JAN3-CEO Samson Mow hat argumentiert, dass Händler den Zweck von Bitcoin grundlegend missverstehen, indem sie es als spekulatives Asset behandeln. Mow erklärte auf X: „Das Problem ist, dass Trader immer wie Händler denken werden. Bitcoin ist ein Ersatz für Fiatwährungen, kein Handel.“ Seine Kommentare kamen, als Analyst Peter Brandt technische Prognosen für die Abwärtskursentwicklung veröffentlichte.
Brandt prognostizierte, dass Bitcoin basierend auf Chartmustern auf den Bereich von 58.000 bis 62.000 $ fallen könnte. Der Analyst gab etwa 50 % der Zeit zu, falsch gelegen zu haben, und sagte: „Ich liege zu 50 % der Zeit falsch. Es stört mich nicht, Unrecht zu haben.“ Auf die Frage nach seiner historischen Genauigkeit stellte Brandt klar, dass seine Siegquote in den letzten 14 Jahren über 50 % gestiegen sei, die Siegraten aber als „sehr unwichtig“ bezeichnet habe. Wirklich nutzlos.“
Mow kontert die Handelsmentalität mit einem unendlichen Gebotsrahmen
Mows Antwort auf die handelsorientierte Bitcoin-Analyse präsentiert einen alternativen Rahmen, der auf struktureller Nachfrage statt auf technischen Mustern basiert. Er listete sieben Faktoren auf, die das, was er als „unendliches Gebot“ für Bitcoin bezeichnet, schaffen: Big Print (Gelddruck), Strategische Bitcoin-Reserve, Akkumulation von Nationalstaaten, Bitcoin-Anleihen, das Stacking von Bitcoin-Anhängern, den Kollaps von Fiatwährungen und passive ETF-Flüsse.
„Jeder einzelne Faktor, der Bitcoin dazu drängt, das Altsystem zu verdrängen, nimmt immer schneller zu.
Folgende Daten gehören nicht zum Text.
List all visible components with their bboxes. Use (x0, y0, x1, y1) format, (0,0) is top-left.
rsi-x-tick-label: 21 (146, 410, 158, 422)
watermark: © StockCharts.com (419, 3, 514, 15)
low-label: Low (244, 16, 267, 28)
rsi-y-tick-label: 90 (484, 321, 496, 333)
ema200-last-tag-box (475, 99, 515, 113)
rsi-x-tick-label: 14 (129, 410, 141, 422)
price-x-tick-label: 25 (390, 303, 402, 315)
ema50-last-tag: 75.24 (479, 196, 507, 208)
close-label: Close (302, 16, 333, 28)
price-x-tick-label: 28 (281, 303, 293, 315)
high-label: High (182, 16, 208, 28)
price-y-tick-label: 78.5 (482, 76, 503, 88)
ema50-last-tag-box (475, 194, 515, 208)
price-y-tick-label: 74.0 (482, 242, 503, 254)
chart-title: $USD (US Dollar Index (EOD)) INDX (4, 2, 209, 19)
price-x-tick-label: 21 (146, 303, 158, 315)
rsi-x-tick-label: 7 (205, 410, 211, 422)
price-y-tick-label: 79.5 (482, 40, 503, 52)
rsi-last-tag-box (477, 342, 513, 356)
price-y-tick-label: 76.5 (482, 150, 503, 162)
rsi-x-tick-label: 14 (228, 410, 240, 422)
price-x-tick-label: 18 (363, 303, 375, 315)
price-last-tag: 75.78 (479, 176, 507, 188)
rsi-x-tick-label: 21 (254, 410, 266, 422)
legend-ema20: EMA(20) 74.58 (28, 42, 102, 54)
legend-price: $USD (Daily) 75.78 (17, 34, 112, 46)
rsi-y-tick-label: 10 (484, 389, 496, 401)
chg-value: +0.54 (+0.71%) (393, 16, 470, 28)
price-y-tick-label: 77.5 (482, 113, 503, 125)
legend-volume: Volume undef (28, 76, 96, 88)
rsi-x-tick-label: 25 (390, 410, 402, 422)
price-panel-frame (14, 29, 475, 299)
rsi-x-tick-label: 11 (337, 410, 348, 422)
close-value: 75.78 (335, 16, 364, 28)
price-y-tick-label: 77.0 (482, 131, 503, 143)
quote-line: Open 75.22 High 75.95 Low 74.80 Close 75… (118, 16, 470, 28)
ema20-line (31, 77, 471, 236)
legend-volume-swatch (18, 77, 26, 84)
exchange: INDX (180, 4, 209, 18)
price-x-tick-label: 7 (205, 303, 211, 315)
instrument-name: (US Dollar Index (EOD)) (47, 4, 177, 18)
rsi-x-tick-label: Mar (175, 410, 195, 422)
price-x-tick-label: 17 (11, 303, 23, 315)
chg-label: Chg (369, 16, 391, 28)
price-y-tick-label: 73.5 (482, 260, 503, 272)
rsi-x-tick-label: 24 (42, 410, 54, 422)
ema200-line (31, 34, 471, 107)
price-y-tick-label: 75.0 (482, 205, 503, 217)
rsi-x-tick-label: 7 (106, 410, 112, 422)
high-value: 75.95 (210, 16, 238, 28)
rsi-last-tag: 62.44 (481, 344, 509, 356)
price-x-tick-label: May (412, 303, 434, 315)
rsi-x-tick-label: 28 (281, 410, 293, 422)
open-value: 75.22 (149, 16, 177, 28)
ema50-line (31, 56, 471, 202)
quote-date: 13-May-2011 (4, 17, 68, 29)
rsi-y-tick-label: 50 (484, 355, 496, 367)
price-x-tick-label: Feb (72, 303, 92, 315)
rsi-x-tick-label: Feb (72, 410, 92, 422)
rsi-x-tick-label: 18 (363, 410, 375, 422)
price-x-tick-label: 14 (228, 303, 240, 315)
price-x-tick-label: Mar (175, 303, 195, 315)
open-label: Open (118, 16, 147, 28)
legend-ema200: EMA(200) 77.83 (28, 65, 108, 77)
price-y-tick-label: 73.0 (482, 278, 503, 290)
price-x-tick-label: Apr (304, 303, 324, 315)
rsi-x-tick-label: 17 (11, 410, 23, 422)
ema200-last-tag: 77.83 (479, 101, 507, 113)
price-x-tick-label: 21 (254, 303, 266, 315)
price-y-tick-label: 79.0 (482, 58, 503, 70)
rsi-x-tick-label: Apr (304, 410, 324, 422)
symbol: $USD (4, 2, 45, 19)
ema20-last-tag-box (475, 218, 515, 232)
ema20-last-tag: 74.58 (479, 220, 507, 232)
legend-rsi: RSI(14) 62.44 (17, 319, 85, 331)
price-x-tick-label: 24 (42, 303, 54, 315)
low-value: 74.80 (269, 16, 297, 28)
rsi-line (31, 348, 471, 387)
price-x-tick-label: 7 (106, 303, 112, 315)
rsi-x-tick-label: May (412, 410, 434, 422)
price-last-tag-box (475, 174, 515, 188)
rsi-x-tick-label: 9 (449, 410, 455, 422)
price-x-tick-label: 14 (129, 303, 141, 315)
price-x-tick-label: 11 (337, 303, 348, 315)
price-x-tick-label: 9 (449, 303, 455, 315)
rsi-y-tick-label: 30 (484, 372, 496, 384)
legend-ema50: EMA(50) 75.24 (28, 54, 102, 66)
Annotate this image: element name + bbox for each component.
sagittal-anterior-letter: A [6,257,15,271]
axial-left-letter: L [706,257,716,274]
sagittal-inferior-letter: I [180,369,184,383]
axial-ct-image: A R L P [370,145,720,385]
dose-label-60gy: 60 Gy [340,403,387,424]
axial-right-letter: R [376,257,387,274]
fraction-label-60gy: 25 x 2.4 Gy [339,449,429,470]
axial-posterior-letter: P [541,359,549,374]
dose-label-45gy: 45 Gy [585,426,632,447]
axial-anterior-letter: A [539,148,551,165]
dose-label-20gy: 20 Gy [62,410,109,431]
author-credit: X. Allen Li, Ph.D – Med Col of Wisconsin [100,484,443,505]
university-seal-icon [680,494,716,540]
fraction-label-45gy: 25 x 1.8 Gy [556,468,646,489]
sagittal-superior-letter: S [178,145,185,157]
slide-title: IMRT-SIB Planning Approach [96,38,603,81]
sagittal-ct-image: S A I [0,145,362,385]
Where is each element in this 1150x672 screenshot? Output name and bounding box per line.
Plane entsprechend“, erklärte Mow. Das Rahmenwerk positioniert die Bitcoin-Einführung als Unvermeidlichkeit, die von makroökonomischen Kräften getrieben wird, und nicht als zyklische Preisbewegung, die technisch analysiert werden kann.
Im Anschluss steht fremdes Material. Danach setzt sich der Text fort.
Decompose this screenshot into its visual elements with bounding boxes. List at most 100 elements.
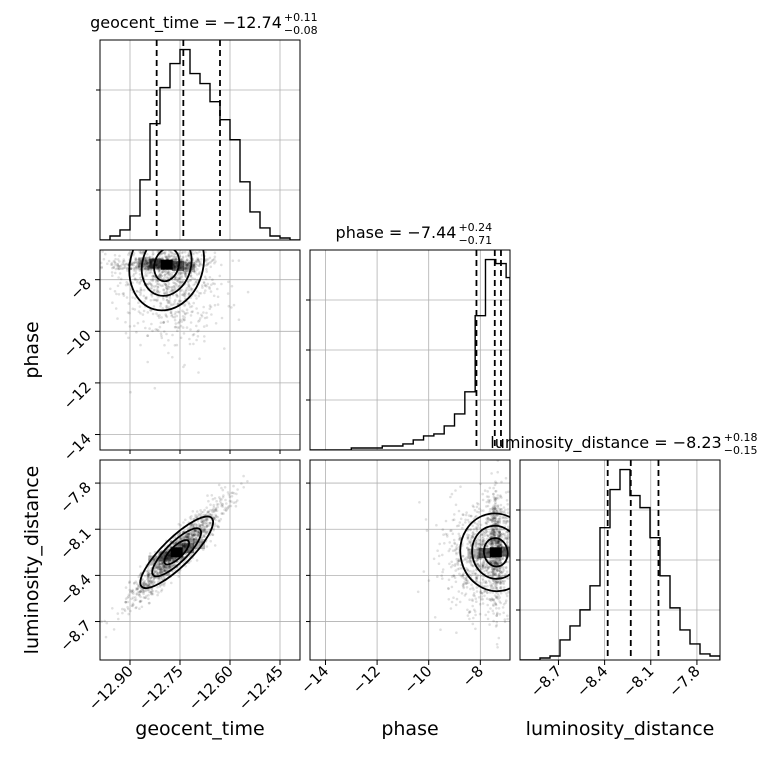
- scatter-point: [198, 514, 202, 517]
- scatter-point: [496, 568, 499, 572]
- scatter-point: [171, 303, 174, 306]
- scatter-point: [184, 275, 188, 278]
- scatter-point: [490, 542, 494, 546]
- scatter-point: [492, 619, 495, 623]
- scatter-point: [153, 566, 157, 570]
- scatter-point: [447, 549, 451, 553]
- scatter-point: [130, 589, 134, 593]
- scatter-point: [504, 566, 508, 570]
- scatter-point: [191, 267, 195, 270]
- scatter-point: [482, 530, 486, 534]
- scatter-point: [481, 498, 485, 502]
- scatter-point: [492, 562, 496, 565]
- scatter-point: [453, 549, 457, 552]
- scatter-point: [170, 557, 174, 560]
- scatter-point: [493, 534, 497, 538]
- scatter-point: [191, 250, 194, 253]
- scatter-point: [162, 565, 166, 568]
- scatter-point: [138, 592, 141, 595]
- scatter-point: [496, 596, 499, 599]
- scatter-point: [178, 545, 181, 548]
- scatter-point: [191, 288, 194, 291]
- scatter-point: [198, 292, 201, 295]
- scatter-point: [494, 496, 498, 500]
- scatter-point: [159, 568, 163, 571]
- scatter-point: [486, 565, 490, 569]
- scatter-point: [222, 512, 225, 515]
- scatter-point: [493, 497, 496, 501]
- scatter-point: [505, 570, 509, 573]
- scatter-point: [149, 576, 152, 580]
- scatter-point: [480, 533, 484, 537]
- scatter-point: [211, 509, 214, 512]
- scatter-point: [145, 260, 148, 263]
- scatter-point: [432, 557, 436, 561]
- scatter-point: [193, 533, 196, 536]
- scatter-point: [170, 581, 173, 585]
- scatter-point: [491, 539, 495, 543]
- scatter-point: [500, 510, 504, 514]
- scatter-point: [496, 559, 500, 562]
- scatter-point: [499, 572, 502, 575]
- scatter-point: [497, 535, 501, 539]
- scatter-point: [475, 578, 478, 581]
- scatter-point: [212, 515, 215, 519]
- scatter-point: [474, 572, 478, 576]
- scatter-point: [197, 371, 200, 374]
- scatter-point: [457, 524, 461, 527]
- scatter-point: [198, 531, 201, 535]
- scatter-point: [159, 321, 163, 325]
- scatter-point: [158, 568, 162, 572]
- scatter-point: [162, 270, 165, 274]
- scatter-point: [122, 292, 125, 295]
- scatter-point: [480, 592, 484, 595]
- histogram-step: [520, 468, 720, 660]
- scatter-point: [193, 265, 197, 268]
- scatter-point: [464, 513, 468, 517]
- scatter-point: [504, 522, 508, 525]
- scatter-point: [475, 527, 479, 531]
- scatter-point: [461, 554, 465, 558]
- scatter-point: [498, 534, 502, 537]
- scatter-point: [191, 263, 195, 267]
- scatter-point: [147, 265, 151, 269]
- scatter-point: [196, 257, 200, 261]
- scatter-point: [162, 564, 165, 567]
- scatter-point: [134, 258, 137, 261]
- scatter-point: [490, 540, 494, 544]
- scatter-point: [493, 516, 497, 520]
- scatter-point: [483, 532, 486, 535]
- scatter-point: [151, 277, 155, 281]
- scatter-point: [477, 510, 481, 514]
- scatter-point: [144, 263, 147, 267]
- scatter-point: [493, 530, 497, 534]
- scatter-point: [167, 255, 170, 259]
- scatter-point: [504, 517, 507, 520]
- scatter-point: [443, 542, 446, 545]
- scatter-point: [173, 252, 177, 256]
- scatter-point: [489, 573, 493, 577]
- scatter-point: [145, 262, 148, 266]
- scatter-point: [187, 535, 190, 539]
- scatter-point: [490, 526, 494, 530]
- scatter-point: [468, 558, 472, 562]
- scatter-point: [134, 598, 138, 601]
- scatter-point: [138, 305, 142, 308]
- scatter-point: [506, 617, 509, 621]
- scatter-point: [485, 495, 489, 498]
- scatter-point: [496, 646, 499, 649]
- scatter-point: [131, 261, 134, 265]
- scatter-point: [195, 510, 199, 513]
- scatter-point: [150, 287, 154, 290]
- scatter-point: [496, 541, 500, 545]
- x-tick-label: −14: [297, 662, 332, 697]
- y-axis-label: phase: [21, 321, 43, 378]
- scatter-point: [201, 523, 205, 526]
- scatter-point: [506, 541, 509, 544]
- scatter-point: [181, 293, 185, 297]
- scatter-point: [195, 260, 199, 264]
- scatter-point: [126, 283, 130, 287]
- scatter-point: [490, 526, 493, 530]
- scatter-point: [503, 618, 507, 621]
- scatter-point: [126, 267, 129, 271]
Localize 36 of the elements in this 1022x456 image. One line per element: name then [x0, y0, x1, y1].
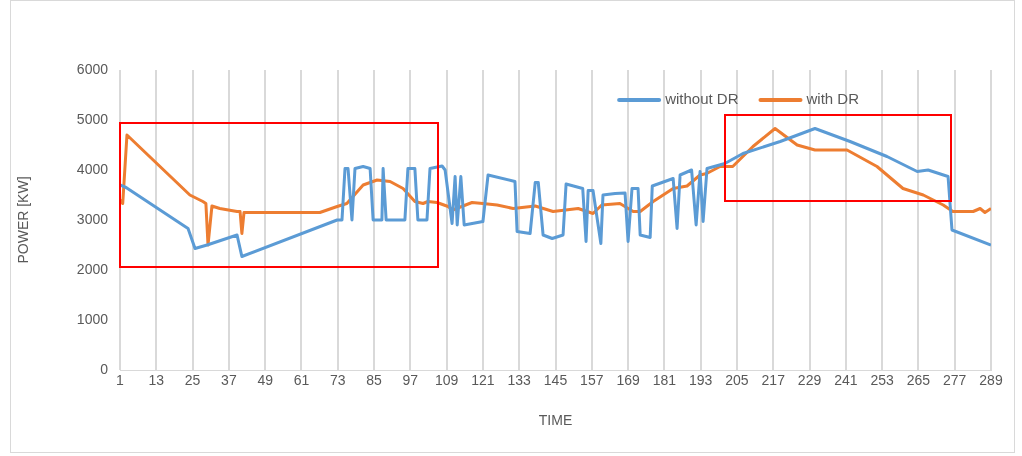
y-tick-label: 4000 — [76, 160, 109, 177]
x-tick-label: 229 — [797, 372, 822, 389]
x-tick-label: 49 — [257, 372, 274, 389]
x-tick-label: 73 — [329, 372, 346, 389]
x-tick-label: 13 — [148, 372, 165, 389]
x-tick-label: 169 — [616, 372, 640, 389]
y-tick-label: 2000 — [76, 260, 109, 277]
y-tick-label: 1000 — [76, 310, 109, 327]
y-axis-title: POWER [KW] — [15, 176, 32, 264]
y-tick-label: 6000 — [76, 60, 109, 77]
x-tick-label: 109 — [434, 372, 459, 389]
x-tick-label: 25 — [184, 372, 201, 389]
x-tick-label: 193 — [688, 372, 713, 389]
x-tick-label: 97 — [402, 372, 419, 389]
x-tick-label: 277 — [943, 372, 967, 389]
x-tick-label: 289 — [979, 372, 1003, 389]
x-tick-label: 1 — [116, 372, 125, 389]
legend-label: without DR — [664, 90, 739, 108]
x-tick-label: 85 — [366, 372, 383, 389]
x-tick-label: 37 — [221, 372, 237, 389]
x-axis-title: TIME — [538, 412, 573, 429]
legend-label: with DR — [805, 90, 860, 108]
x-tick-label: 253 — [870, 372, 895, 389]
x-tick-label: 181 — [652, 372, 677, 389]
y-tick-label: 5000 — [76, 110, 109, 127]
x-tick-label: 205 — [725, 372, 749, 389]
x-tick-label: 241 — [834, 372, 858, 389]
y-tick-label: 3000 — [76, 210, 109, 227]
y-tick-label: 0 — [100, 360, 109, 377]
x-tick-label: 145 — [543, 372, 568, 389]
x-tick-label: 265 — [906, 372, 931, 389]
x-tick-label: 61 — [293, 372, 310, 389]
x-tick-label: 133 — [507, 372, 532, 389]
x-tick-label: 157 — [580, 372, 604, 389]
x-tick-label: 217 — [761, 372, 786, 389]
x-tick-label: 121 — [471, 372, 495, 389]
Die Community reagiert auf die Bitcoin-Debatte
Ein Nutzer namens Aows MSTR BTC antwortete auf die Diskussion und erklärte, er habe den vorherigen Bärenmarkt durchgehalten, fühle sich aber von der Aussicht auf einen weiteren Abschwung erschöpft. „Ich hasse es, dieser Typ zu sein, Samson. Aber ich habe den letzten Bärenmarkt durchgehalten, und mir ist auch schlecht bei dem Gedanken, einen weiteren Bärenmarkt nach unten zu ziehen. Ich habe noch nie daran gedacht zu verkaufen… Ich kann immer noch nicht glauben, dass ich das sage. Ich weiß nicht mal, wie man verkauft…“ Der Nutzer hat gepostet.
Mow antwortete direkt mit der unendlichen Gebotsliste, gefolgt von „Bleib auf dem Kurs.“ Die Börse zeigt die Spannung zwischen kurzfristigen Preisvolatilitätsbedenken und langfristigen Akkumulationsstrategien. Mow erklärte außerdem, dass Kritiker „Quantencomputing auch nicht verstehen“, was darauf hindeutet, dass technische Einwände unbegründet sind.